Release DetailsLABEL Eibon
RELEASED ON 2/1/2006
The Unsaid Words
posted on 5/2006 By:
“Canaan” classically refers to the Israel region as it was known in ancient times. Conversely, the band Canaan is from Italy, but perhaps choosing that name suggests a weight and reverence that they carry over into their music. Their sound is some of the bleakest, most sparse music I’ve heard since their last album, A Calling to Weakness. It’s basically ambient goth rock, maybe you could stick a doom tab on them too. The vocals are that clean, stable droning style used throughout the goth rock genre, but Canaan take it further, employing echoing effects that make him sound like he’s off in the distance, with the words gradually floating to your ears.
They treat their other instruments similarly.
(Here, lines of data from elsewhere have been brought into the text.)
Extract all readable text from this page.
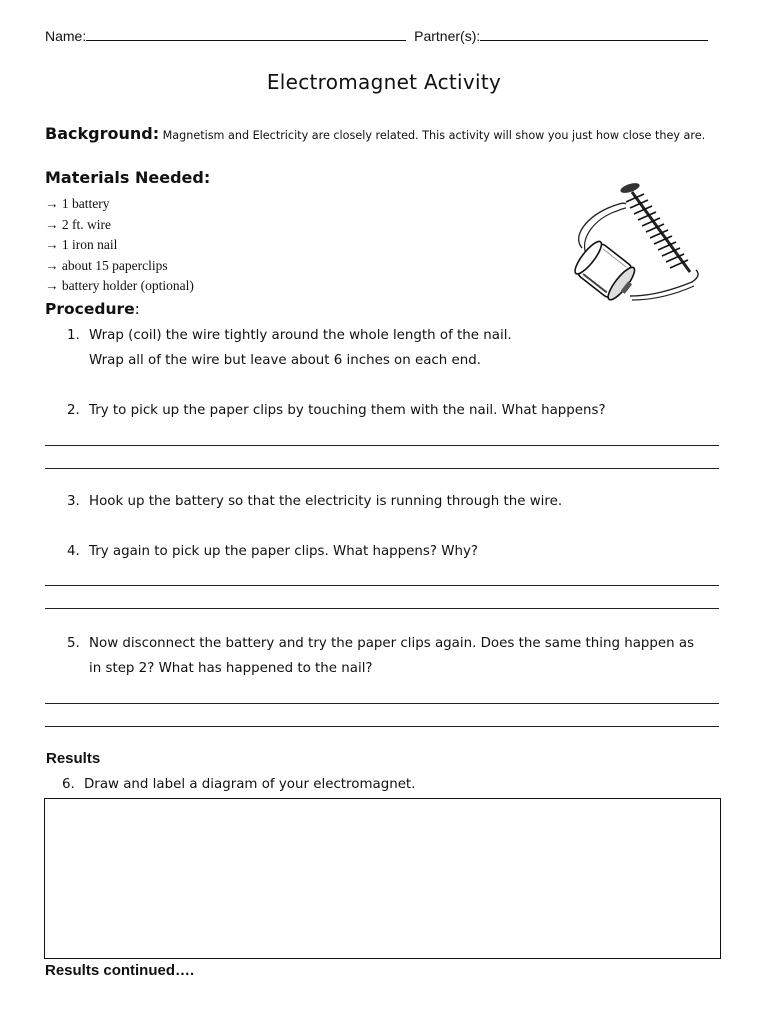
Name:	Partner(s):
Electromagnet Activity
Background: Magnetism and Electricity are closely related. This activity will show you just how close they are.
Materials Needed:
→ 1 battery
→ 2 ft. wire
→ 1 iron nail
→ about 15 paperclips
→ battery holder (optional)
Procedure:
1. Wrap (coil) the wire tightly around the whole length of the nail.
Wrap all of the wire but leave about 6 inches on each end.
2. Try to pick up the paper clips by touching them with the nail. What happens?
3. Hook up the battery so that the electricity is running through the wire.
4. Try again to pick up the paper clips. What happens? Why?
5. Now disconnect the battery and try the paper clips again. Does the same thing happen as
in step 2? What has happened to the nail?
Results
6. Draw and label a diagram of your electromagnet.
Results continued….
The guitars, typically a clean and reverbed tone, drift in and out, employing short and simple note progressions. Drumming is minimalist, giving an impression of music played at quarter-speed. Their keyboards are used to good effect, particularly in the songs that show a little more life. In whole, they’ve always been far more into atmosphere than showcasing their technical skills. From a production standpoint, this also seems to be the goal, with a definite focus on the low end.
“This World of Mine” was a fine choice for the album opener, displaying their faster material. By fast, I mean that there is always an instrument or two playing, and steady drumming at speeds that may exceed 30 bps. Hell, at times I hear all the members of the band playing, in contrast to many of their songs where a guitar or keyboard may fill in a void, but not much else. “The Possible Nowheres” is another true song, with typical structure and even a solo. Although like all things Canaan, you have to be listening closely to hear it. They make it easy to lose track of time, and I’ll be honest – I’ve used their last album to fall asleep too, but that’s not a crack on the band, I find them dark and relaxing. On The Unsaid Words, they’ve taken the path of putting ambient noise or instrumental tracks between many of the real songs, so a 14-song album quickly turns into nine, a few of which are sung exclusively in Italian (my guess).
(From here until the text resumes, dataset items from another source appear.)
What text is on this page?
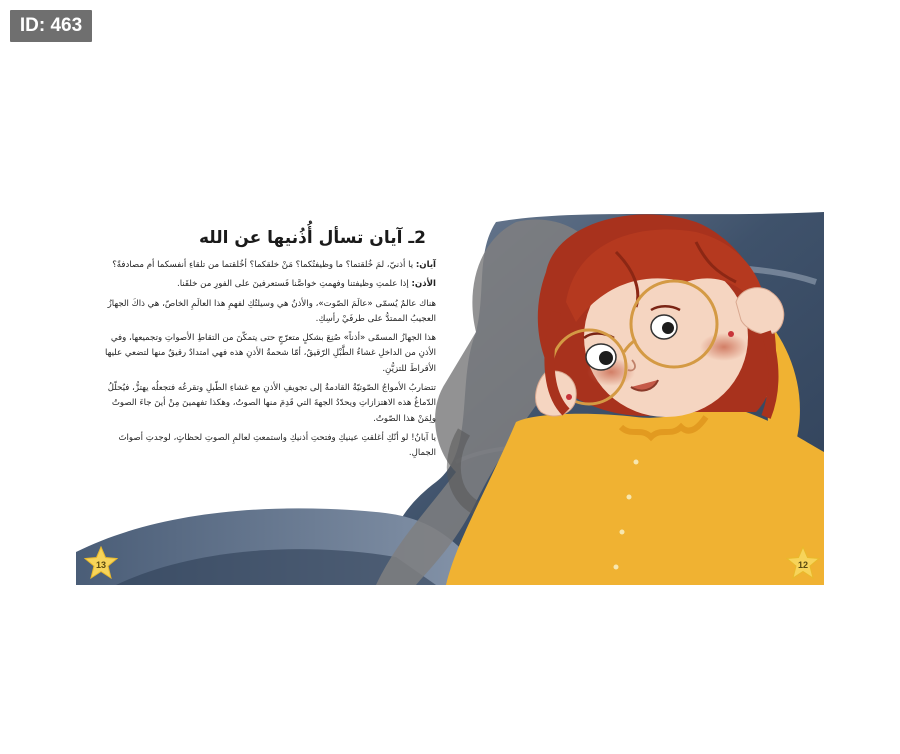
ID: 463
2ـ آيان تسأل أُذُنيها عن الله

آيان: يا أذنيّ، لمَ خُلقتما؟ ما وظيفتُكما؟ مَنْ خلقكما؟ أخُلقتما من تلقاءِ أنفسكما أم مصادفةً؟

الأذن: إذا علمتِ وظيفتنا وفهمتِ خواصَّنا فَستعرفينَ على الفورِ من خلقَنا.

هناك عالمٌ يُسمّى «عالَمَ الصّوت»، والأذنُ هي وسيلتُكِ لفهمِ هذا العالَمِ الخاصّ، هي ذاكَ الجهازُ العجيبُ الممتدُّ على طرفَيْ رأسِكِ.

هذا الجهازُ المسمّى «أذناً» صُنِعَ بشكلٍ متعرّجٍ حتى يتمكّنَ من التقاطِ الأصواتِ وتجميعها، وفي الأذنِ من الداخلِ غشاءُ الطَّبْلِ الرّقيقُ، أمّا شحمةُ الأذنِ هذه فهي امتدادٌ رقيقٌ منها لتضعي عليها الأقراطَ للتزيُّنِ.

تتضاربُ الأمواجُ الصّوتيّةُ القادمةُ إلى تجويفِ الأذنِ مع غشاءِ الطّبلِ وتقرعُه فتجعلُه يهتزُّ، فيُحلّلُ الدّماغُ هذه الاهتزازاتِ ويحدّدُ الجهةَ التي قَدِمَ منها الصوتُ، وهكذا تفهمينَ مِنْ أينَ جاءَ الصوتُ ولِمَنْ هذا الصّوتُ.

يا آيانُ! لو أنّكِ أغلقتِ عينيكِ وفتحتِ أذنيكِ واستمعتِ لعالمِ الصوتِ لحظاتٍ، لوجدتِ أصواتَ الجمالِ.

13	12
Canaan is a band with a limited audience potential. Simply put, a lot of people would find them dull, but I like what they do. They make music suited for dreary times, or late nights, and I haven’t heard any other band that I can directly compare them to. Older fans may find their sound a little less dynamic than in their early days, but Canaan can always be counted on for an austere musical experience.